Bu yoldan gidip, gelmişliğim çok olmuştu. Bir önceki yolculuğumu 2023'ün Ağustos ayında en son yolculuğumu ise 2024''ün Mart ayında yaptım. Kocaeli'den Erzurum'a gidip dönmüştüm.
Yollarda gördüklerim 2023'ün öncesine göre araç sayısından tutunda dinlenme tesislerinde mola veren otobüs ve yolcu sayısında lokanta ve marketlerde alışveriş yapanların, yemek yiyenlerin sayılarındaki azlık gözden kaçmıyordu.
Aynı zamanda yolculuk yapanlara hizmet sunan, yöresel ürünlerin satışını yapan çok sayıda yerler neredeyse yok gibiydiler.
Özellikle 2018 öncesi yolculuk yapan herkes çok iyi bilir ki yollarda hususi araçlardan geçilmezdi, yol kenarına tezgan açmış yöresel ürün satan tezgahların önünde en az 3-5 araç durup alışveriş yapardı. Zaten dinlenme tesisleri cıvıl cıvıldı. Araçlara park yeri bulunamazdı.
Marketlerden çok sayıda kişi alışveriş yapardı, lokantalarda yemek almak için kuyruklar oluşurdu. Lokanta tezgahlarında çeşit çeşit et ve sebze yemekleri olurdu.
Üstelik bu lokantaların haricinde çok sayıda özellikle et mangal, çeşit çeşit ızgara köfte gibi yemek hizmeti sunan yerlerin önünde hususi otomobillerden geçilmezdi.
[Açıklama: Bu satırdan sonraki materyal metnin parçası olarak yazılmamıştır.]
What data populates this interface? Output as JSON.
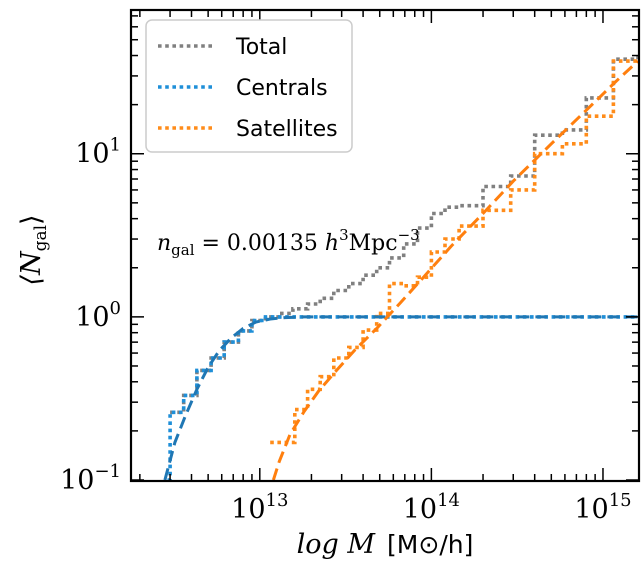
{
  "chart_data": {
    "type": "line",
    "xlabel_math": "log M",
    "xlabel_unit": "[M⊙/h]",
    "ylabel_math": "⟨N",
    "ylabel_sub": "gal",
    "ylabel_close": "⟩",
    "xscale": "log",
    "yscale": "log",
    "xlim": [
      1800000000000.0,
      1600000000000000.0
    ],
    "ylim": [
      0.1,
      75
    ],
    "grid": false,
    "legend_position": "upper left",
    "x_ticks": [
      {
        "value": 10000000000000.0,
        "base": "10",
        "exp": "13"
      },
      {
        "value": 100000000000000.0,
        "base": "10",
        "exp": "14"
      },
      {
        "value": 1000000000000000.0,
        "base": "10",
        "exp": "15"
      }
    ],
    "y_ticks": [
      {
        "value": 0.1,
        "base": "10",
        "exp": "−1"
      },
      {
        "value": 1,
        "base": "10",
        "exp": "0"
      },
      {
        "value": 10,
        "base": "10",
        "exp": "1"
      }
    ],
    "annotation": {
      "n": "n",
      "sub": "gal",
      "rest": " = 0.00135 ",
      "h": "h",
      "hexp": "3",
      "mpc": "Mpc",
      "mpcexp": "−3"
    },
    "colors": {
      "total": "#808080",
      "centrals": "#1f8fd8",
      "satellites": "#ff8c1a",
      "model_centrals": "#1f77b4",
      "model_satellites": "#ff7f0e"
    },
    "series": [
      {
        "name": "Total",
        "style": "dotted-step",
        "x": [
          3000000000000.0,
          3600000000000.0,
          4300000000000.0,
          5200000000000.0,
          6200000000000.0,
          7500000000000.0,
          9000000000000.0,
          10800000000000.0,
          13000000000000.0,
          15600000000000.0,
          19000000000000.0,
          22500000000000.0,
          27000000000000.0,
          33000000000000.0,
          40000000000000.0,
          48000000000000.0,
          57000000000000.0,
          69000000000000.0,
          83000000000000.0,
          100000000000000.0,
          120000000000000.0,
          145000000000000.0,
          200000000000000.0,
          290000000000000.0,
          400000000000000.0,
          580000000000000.0,
          800000000000000.0,
          1150000000000000.0,
          1600000000000000.0
        ],
        "y": [
          0.26,
          0.33,
          0.47,
          0.56,
          0.7,
          0.82,
          0.95,
          1.0,
          1.05,
          1.12,
          1.2,
          1.3,
          1.45,
          1.6,
          1.8,
          2.0,
          2.3,
          2.8,
          3.5,
          4.3,
          4.7,
          4.8,
          6.3,
          7.3,
          13,
          14,
          22,
          38,
          40
        ]
      },
      {
        "name": "Centrals",
        "style": "dotted-step",
        "x": [
          2900000000000.0,
          3000000000000.0,
          3600000000000.0,
          4300000000000.0,
          5200000000000.0,
          6200000000000.0,
          7500000000000.0,
          9000000000000.0,
          10800000000000.0,
          13000000000000.0,
          1600000000000000.0
        ],
        "y": [
          0.1,
          0.26,
          0.33,
          0.47,
          0.56,
          0.7,
          0.82,
          0.95,
          1.0,
          1.0,
          1.0
        ]
      },
      {
        "name": "Satellites",
        "style": "dotted-step",
        "x": [
          11500000000000.0,
          13000000000000.0,
          16000000000000.0,
          19000000000000.0,
          22500000000000.0,
          27000000000000.0,
          33000000000000.0,
          40000000000000.0,
          48000000000000.0,
          57000000000000.0,
          69000000000000.0,
          83000000000000.0,
          100000000000000.0,
          120000000000000.0,
          145000000000000.0,
          200000000000000.0,
          290000000000000.0,
          400000000000000.0,
          580000000000000.0,
          800000000000000.0,
          1150000000000000.0,
          1600000000000000.0
        ],
        "y": [
          0.17,
          0.17,
          0.27,
          0.36,
          0.43,
          0.56,
          0.65,
          0.83,
          1.05,
          1.6,
          1.55,
          1.75,
          2.5,
          3.0,
          3.6,
          4.5,
          6.0,
          10.0,
          11.5,
          17,
          37,
          38
        ]
      },
      {
        "name": "",
        "style": "dashed-model",
        "colorKey": "model_centrals",
        "x": [
          2800000000000.0,
          3200000000000.0,
          3700000000000.0,
          4300000000000.0,
          5000000000000.0,
          5800000000000.0,
          6800000000000.0,
          8000000000000.0,
          9500000000000.0,
          11500000000000.0,
          14000000000000.0,
          18000000000000.0,
          25000000000000.0,
          40000000000000.0,
          100000000000000.0,
          1000000000000000.0,
          1600000000000000.0
        ],
        "y": [
          0.1,
          0.17,
          0.25,
          0.36,
          0.49,
          0.62,
          0.74,
          0.85,
          0.93,
          0.97,
          0.99,
          1.0,
          1.0,
          1.0,
          1.0,
          1.0,
          1.0
        ]
      },
      {
        "name": "",
        "style": "dashed-model",
        "colorKey": "model_satellites",
        "x": [
          12000000000000.0,
          13000000000000.0,
          15000000000000.0,
          18000000000000.0,
          22000000000000.0,
          28000000000000.0,
          36000000000000.0,
          48000000000000.0,
          65000000000000.0,
          90000000000000.0,
          130000000000000.0,
          200000000000000.0,
          300000000000000.0,
          500000000000000.0,
          800000000000000.0,
          1200000000000000.0,
          1600000000000000.0
        ],
        "y": [
          0.1,
          0.13,
          0.19,
          0.26,
          0.35,
          0.47,
          0.63,
          0.85,
          1.2,
          1.75,
          2.7,
          4.3,
          6.8,
          11.5,
          18.5,
          28,
          37
        ]
      }
    ]
  }
}
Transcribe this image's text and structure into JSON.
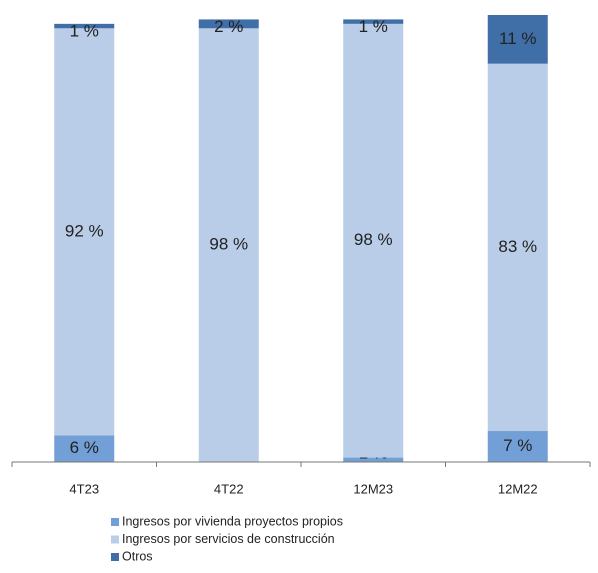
{
  "chart_data": {
    "type": "stacked_bar",
    "categories": [
      "4T23",
      "4T22",
      "12M23",
      "12M22"
    ],
    "series": [
      {
        "name": "Ingresos por vivienda proyectos propios",
        "color": "#729fd6",
        "values": [
          6,
          0,
          1,
          7
        ],
        "value_labels": [
          "6 %",
          "-",
          "1 %",
          "7 %"
        ]
      },
      {
        "name": "Ingresos por servicios de construcción",
        "color": "#b9cde8",
        "values": [
          92,
          98,
          98,
          83
        ],
        "value_labels": [
          "92 %",
          "98 %",
          "98 %",
          "83 %"
        ]
      },
      {
        "name": "Otros",
        "color": "#3f6fa6",
        "values": [
          1,
          2,
          1,
          11
        ],
        "value_labels": [
          "1 %",
          "2 %",
          "1 %",
          "11 %"
        ]
      }
    ]
  }
}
Ya şimdi. Evet ya şimdi. Durum insanın içini acıtıyordu.
Gördüklerim ülkemizde yaşanılan ekonomik krizin bir aynasıydı adeta.
Dinlenme tesislerinde otobüs her mola verdiğinde görülen manzara yine aynıydı.
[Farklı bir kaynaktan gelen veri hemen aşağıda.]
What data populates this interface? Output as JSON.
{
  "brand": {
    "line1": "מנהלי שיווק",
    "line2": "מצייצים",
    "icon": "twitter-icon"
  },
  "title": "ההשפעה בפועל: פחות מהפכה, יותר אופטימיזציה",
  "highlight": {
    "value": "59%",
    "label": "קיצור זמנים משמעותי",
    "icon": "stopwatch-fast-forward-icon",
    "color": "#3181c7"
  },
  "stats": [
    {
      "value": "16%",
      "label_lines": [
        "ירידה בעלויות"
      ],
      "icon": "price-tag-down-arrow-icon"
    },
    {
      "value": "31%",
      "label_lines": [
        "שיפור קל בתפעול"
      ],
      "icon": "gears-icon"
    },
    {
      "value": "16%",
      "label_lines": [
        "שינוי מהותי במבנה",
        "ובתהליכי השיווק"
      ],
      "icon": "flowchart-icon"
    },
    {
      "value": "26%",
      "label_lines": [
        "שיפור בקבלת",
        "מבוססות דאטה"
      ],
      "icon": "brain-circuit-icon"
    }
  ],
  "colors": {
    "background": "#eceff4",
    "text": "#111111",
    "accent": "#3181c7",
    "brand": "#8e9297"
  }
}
Yemek ve ihtiyaç molası olarak verilen mola sırasında tesislerde ki otobüs sayıları 1 ile 3'ten fazla değildi. Insanlar iki binli yılların başında olduğu gibi evlerinden getirdikleri yiyecekleri bir masa etrafında toplanıp aldıkları birer bardak çayla birlikte yiyorlardı.
Ikinci çayı isteyen pek nadirdi. Çünkü bir bardak çay 15 liraydı. Lokantada yemek yiyenin sayısında birkaç kişi geçmiyordu. Onlar da ağırlıklı olarak benim gibi çorba içiyorlardı. Zaten lokantalarda kırmızı etle yapılan yemek çeşidi yok gibiydi. Bir iki çeşit kıymalı yemek vardı.
Diğer yemekler ise tavuk etinden ve sebzeden yapılan yemeklerdi. Köfte yemekleri bile tavuk etindendi. Ha bir de bazlama çeşitleri vardı ama onlar da patatesli ve peynirliydi. Kıymalı bazlama bile yoktu. tanesi 70 ile 90 TL arasında satıldığı için ona da pek rağbet yoktu.
Yol kenarlarında ise önünde onlarca aracın bulunduğu, çevreye mis gibi kokular yayan et, mangal tesisleri, yöresel ürünlerin satıldığı yerlerin hiçbiri açık değildi.
Diyebilirsiniz ki mevsim kış. Doğrudur mevsim kış ama 2018 öncesinde manzara bu değildi. Yollarda, mola verilen tesislerde araç ve insan sayısından geçilmiyordu. Her taraf cıvıl cıvıldı. Oysa bugünkü yolculuğunda gördüklerim içimi ürpertmişti.
Yol kenarında satış yapan küçücük işyerleri,yöresel ürünlerin, hediyelik eşyaların satıldı tezgahlar artık yoktu.
Dinlenme tesisleri haricindeki diğer işletmeler sanki bir harebeye dönüşmüşlerdi. Çok şükür otobüslerin mola verdiği tesisler kapılarına kilit vurmamışlardı.
Belli ki bu tesislerde seyahat hizmetinin devamlılığı açısından hizmet sunmaya ve ayakta durmaya çalışıyorlardı.
Yollarda görülenler ülkemizdeki ekonomik krizin ne kadar derin olduğunu, insanların sadece mecburiyetten kaynaklı yolculuk yaptığı, artık yollarda alışveriş yapmayı bıraktıkları, yiyecek dahi almak istemedikleri enflasyonun sebep olduğu ekonomik krizin o acı yüzünü gösteriyordu.